In Non-Patent Literature 1, a Walsh sequence is used to have the DM-RS of the CoMP terminal to be orthogonal to the DM-RS of the Non-CoMP terminal. In the LTE, as illustrated in FIG. 2, two DM-RSs are transmitted through one sub frame; however, each of the two DM-RSs is multiplied by a Walsh sequence ((1,1) or (1,−1)) of which sequence length is 2. A receiver side multiplies the two DM-RSs by the same Walsh sequence as a transmitter side, and performs in-phase addition of the multiplied DM-RSs. If there is no temporal change in a channel between the two DM-RSs, the DM-RSs multiplied by different Walsh sequences by the in-phase addition process (interference components) have phases opposite to each other, and thus interference can be completely removed. Even when neighboring cells have different sequence group numbers (sequence numbers) as in the LTE, if there is no temporal change in a channel, the DM-RSs can be orthogonal to each other by multiplying the DM-RSs by different Walsh sequences.

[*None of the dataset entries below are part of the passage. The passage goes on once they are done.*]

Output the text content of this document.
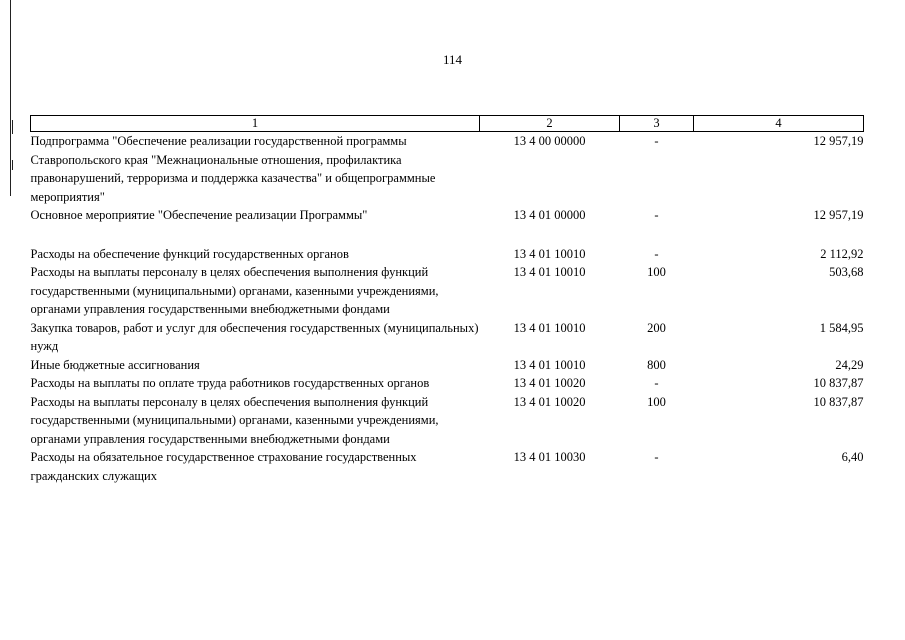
114
1	2	3	4
Подпрограмма "Обеспечение реализации государственной программы Ставропольского края "Межнациональные отношения, профилактика правонарушений, терроризма и поддержка казачества" и общепрограммные мероприятия"	13 4 00 00000	-	12 957,19
Основное мероприятие "Обеспечение реализации Программы"	13 4 01 00000	-	12 957,19
Расходы на обеспечение функций государственных органов	13 4 01 10010	-	2 112,92
Расходы на выплаты персоналу в целях обеспечения выполнения функций государственными (муниципальными) органами, казенными учреждениями, органами управления государственными внебюджетными фондами	13 4 01 10010	100	503,68
Закупка товаров, работ и услуг для обеспечения государственных (муниципальных) нужд	13 4 01 10010	200	1 584,95
Иные бюджетные ассигнования	13 4 01 10010	800	24,29
Расходы на выплаты по оплате труда работников государственных органов	13 4 01 10020	-	10 837,87
Расходы на выплаты персоналу в целях обеспечения выполнения функций государственными (муниципальными) органами, казенными учреждениями, органами управления государственными внебюджетными фондами	13 4 01 10020	100	10 837,87
Расходы на обязательное государственное страхование государственных гражданских служащих	13 4 01 10030	-	6,40
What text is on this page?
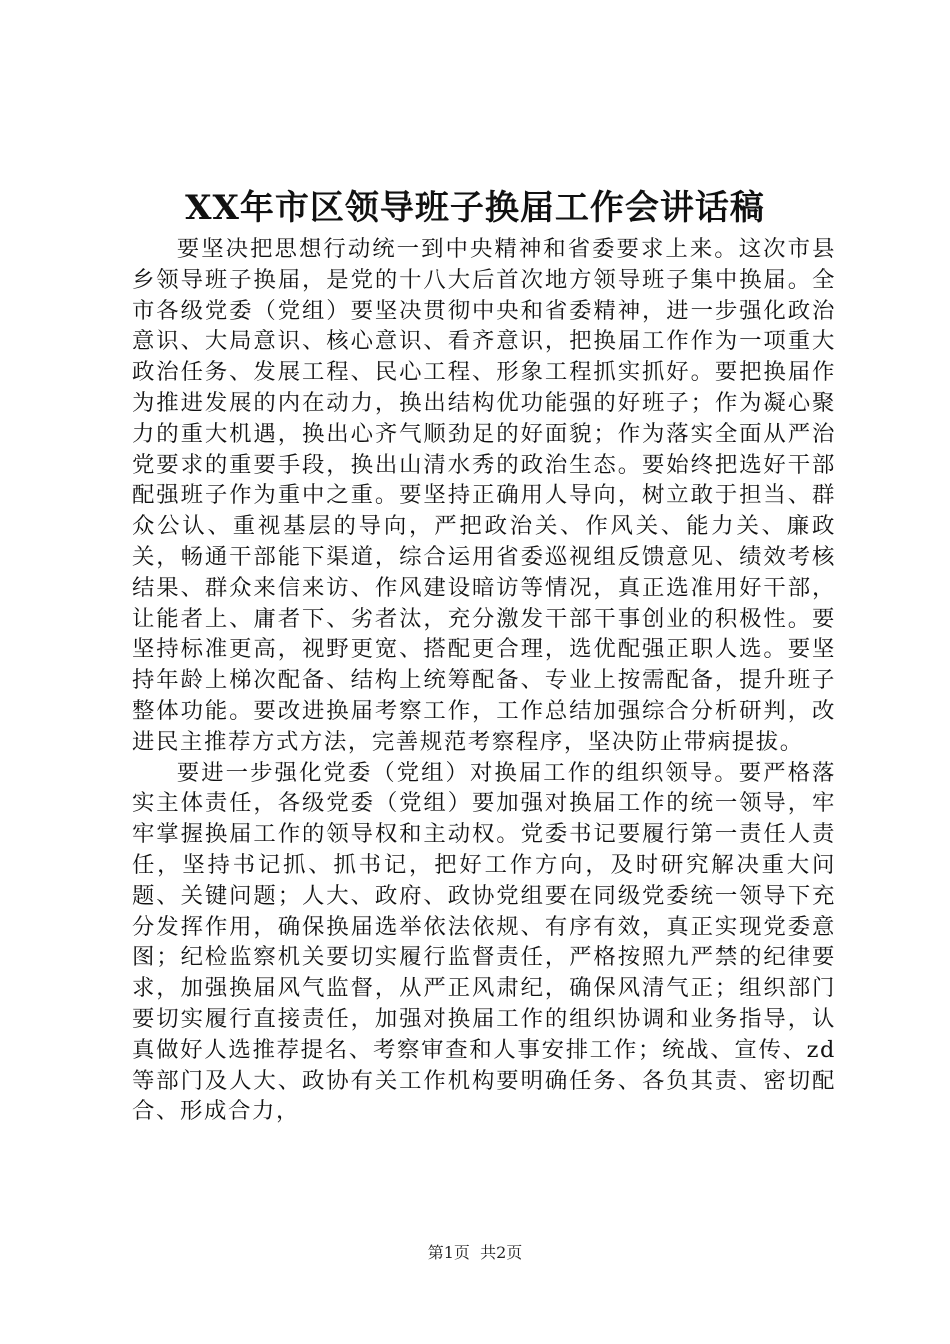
XX年市区领导班子换届工作会讲话稿

要坚决把思想行动统一到中央精神和省委要求上来。这次市县乡领导班子换届，是党的十八大后首次地方领导班子集中换届。全市各级党委（党组）要坚决贯彻中央和省委精神，进一步强化政治意识、大局意识、核心意识、看齐意识，把换届工作作为一项重大政治任务、发展工程、民心工程、形象工程抓实抓好。要把换届作为推进发展的内在动力，换出结构优功能强的好班子；作为凝心聚力的重大机遇，换出心齐气顺劲足的好面貌；作为落实全面从严治党要求的重要手段，换出山清水秀的政治生态。要始终把选好干部配强班子作为重中之重。要坚持正确用人导向，树立敢于担当、群众公认、重视基层的导向，严把政治关、作风关、能力关、廉政关，畅通干部能下渠道，综合运用省委巡视组反馈意见、绩效考核结果、群众来信来访、作风建设暗访等情况，真正选准用好干部，让能者上、庸者下、劣者汰，充分激发干部干事创业的积极性。要坚持标准更高，视野更宽、搭配更合理，选优配强正职人选。要坚持年龄上梯次配备、结构上统筹配备、专业上按需配备，提升班子整体功能。要改进换届考察工作，工作总结加强综合分析研判，改进民主推荐方式方法，完善规范考察程序，坚决防止带病提拔。

要进一步强化党委（党组）对换届工作的组织领导。要严格落实主体责任，各级党委（党组）要加强对换届工作的统一领导，牢牢掌握换届工作的领导权和主动权。党委书记要履行第一责任人责任，坚持书记抓、抓书记，把好工作方向，及时研究解决重大问题、关键问题；人大、政府、政协党组要在同级党委统一领导下充分发挥作用，确保换届选举依法依规、有序有效，真正实现党委意图；纪检监察机关要切实履行监督责任，严格按照九严禁的纪律要求，加强换届风气监督，从严正风肃纪，确保风清气正；组织部门要切实履行直接责任，加强对换届工作的组织协调和业务指导，认真做好人选推荐提名、考察审查和人事安排工作；统战、宣传、zd等部门及人大、政协有关工作机构要明确任务、各负其责、密切配合、形成合力，

第1页  共2页
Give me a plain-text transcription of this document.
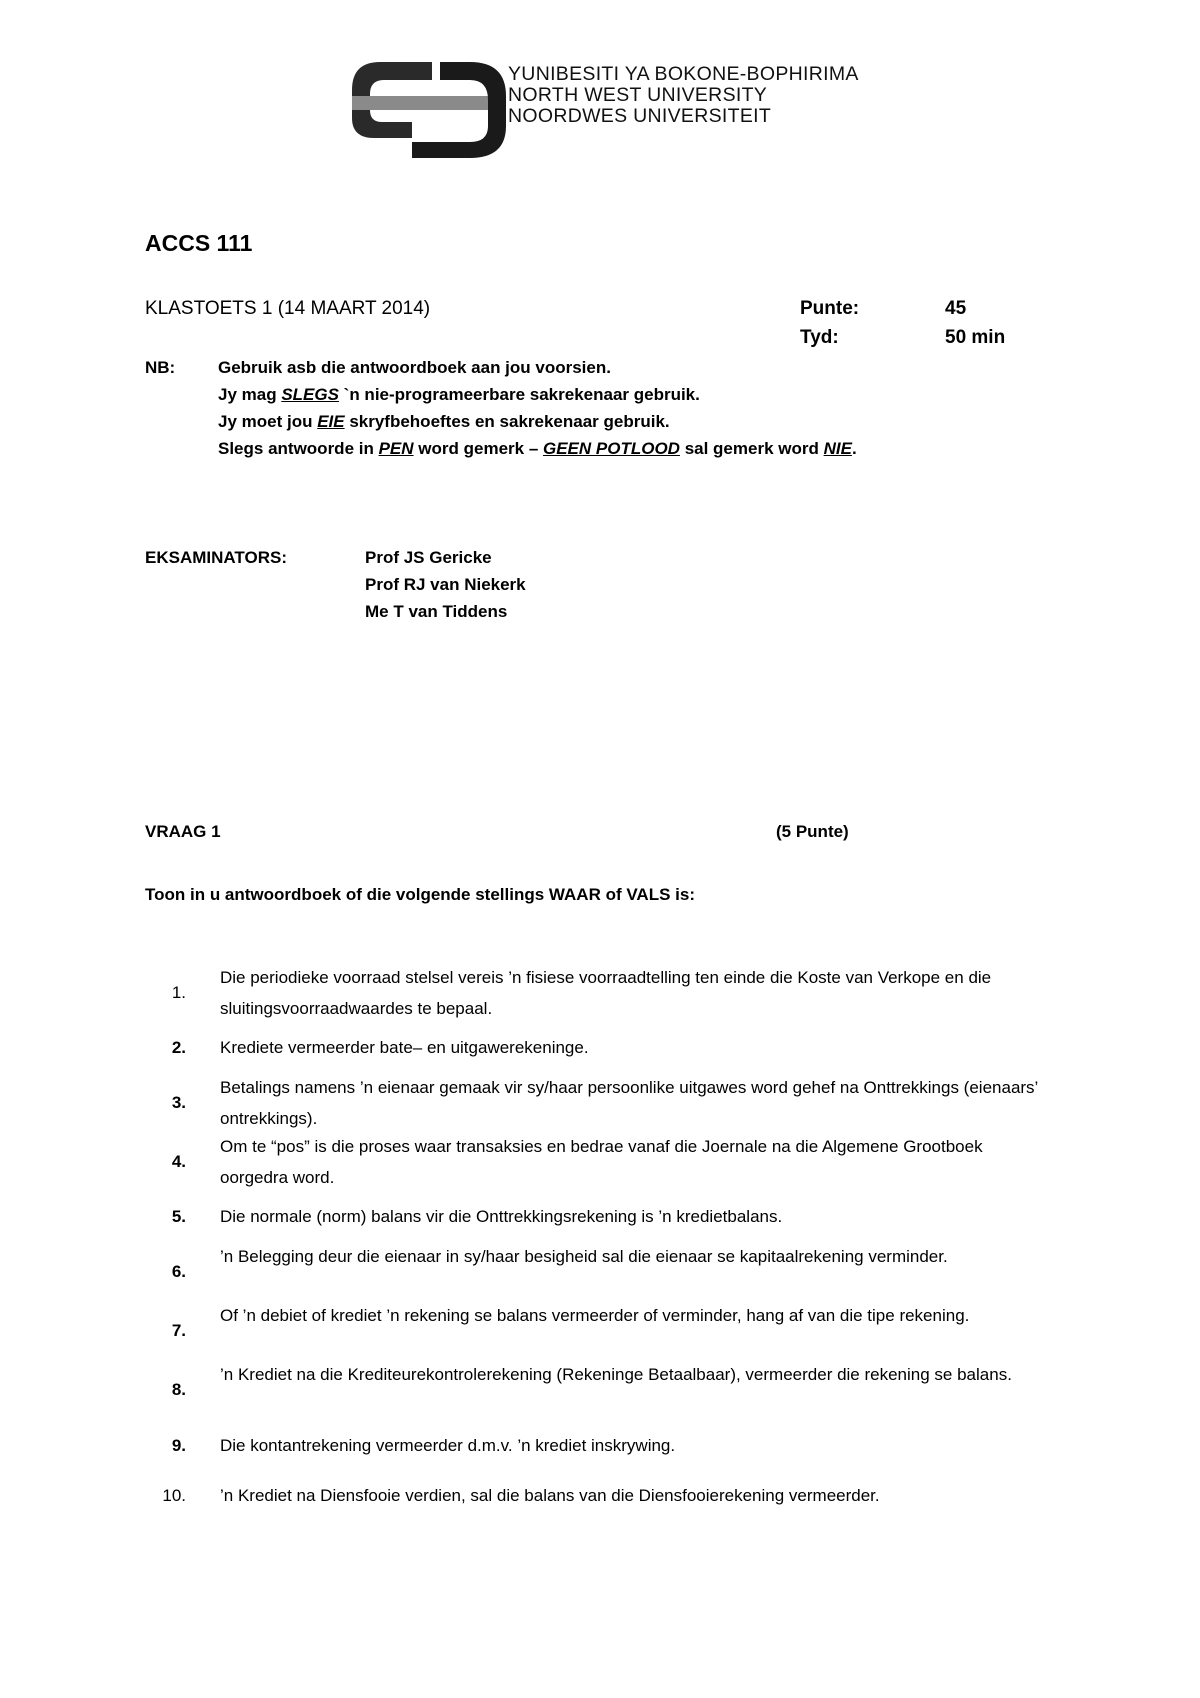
YUNIBESITI YA BOKONE-BOPHIRIMA
NORTH WEST UNIVERSITY
NOORDWES UNIVERSITEIT
ACCS 111
KLASTOETS 1 (14 MAART 2014)	Punte:	45
Tyd:	50 min
NB:	Gebruik asb die antwoordboek aan jou voorsien.
Jy mag SLEGS `n nie-programeerbare sakrekenaar gebruik.
Jy moet jou EIE skryfbehoeftes en sakrekenaar gebruik.
Slegs antwoorde in PEN word gemerk – GEEN POTLOOD sal gemerk word NIE.
EKSAMINATORS:	Prof JS Gericke
Prof RJ van Niekerk
Me T van Tiddens
VRAAG 1	(5 Punte)
Toon in u antwoordboek of die volgende stellings WAAR of VALS is:
1.
Die periodieke voorraad stelsel vereis ’n fisiese voorraadtelling ten einde die Koste van Verkope en die sluitingsvoorraadwaardes te bepaal.
2. Krediete vermeerder bate– en uitgawerekeninge.
3.
Betalings namens ’n eienaar gemaak vir sy/haar persoonlike uitgawes word gehef na Onttrekkings (eienaars’ ontrekkings).
4.
Om te “pos” is die proses waar transaksies en bedrae vanaf die Joernale na die Algemene Grootboek oorgedra word.
5. Die normale (norm) balans vir die Onttrekkingsrekening is ’n kredietbalans.
6.
’n Belegging deur die eienaar in sy/haar besigheid sal die eienaar se kapitaalrekening verminder.
7.
Of ’n debiet of krediet ’n rekening se balans vermeerder of verminder, hang af van die tipe rekening.
8.
’n Krediet na die Krediteurekontrolerekening (Rekeninge Betaalbaar), vermeerder die rekening se balans.
9. Die kontantrekening vermeerder d.m.v. ’n krediet inskrywing.
10. ’n Krediet na Diensfooie verdien, sal die balans van die Diensfooierekening vermeerder.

Further, in Non-Patent Literature 1, it is stated that one sequence group used for generating the DM-RS of the CoMP terminal is selected from sequence groups (30 groups as in the LTE) used in the CoMP set; however, a concrete method of selecting the sequence group is not stated. Further, similarly to the non-CoMP terminal, it is considered to select the sequence group used by a cell (serving cell) that transmits control information to the own terminal.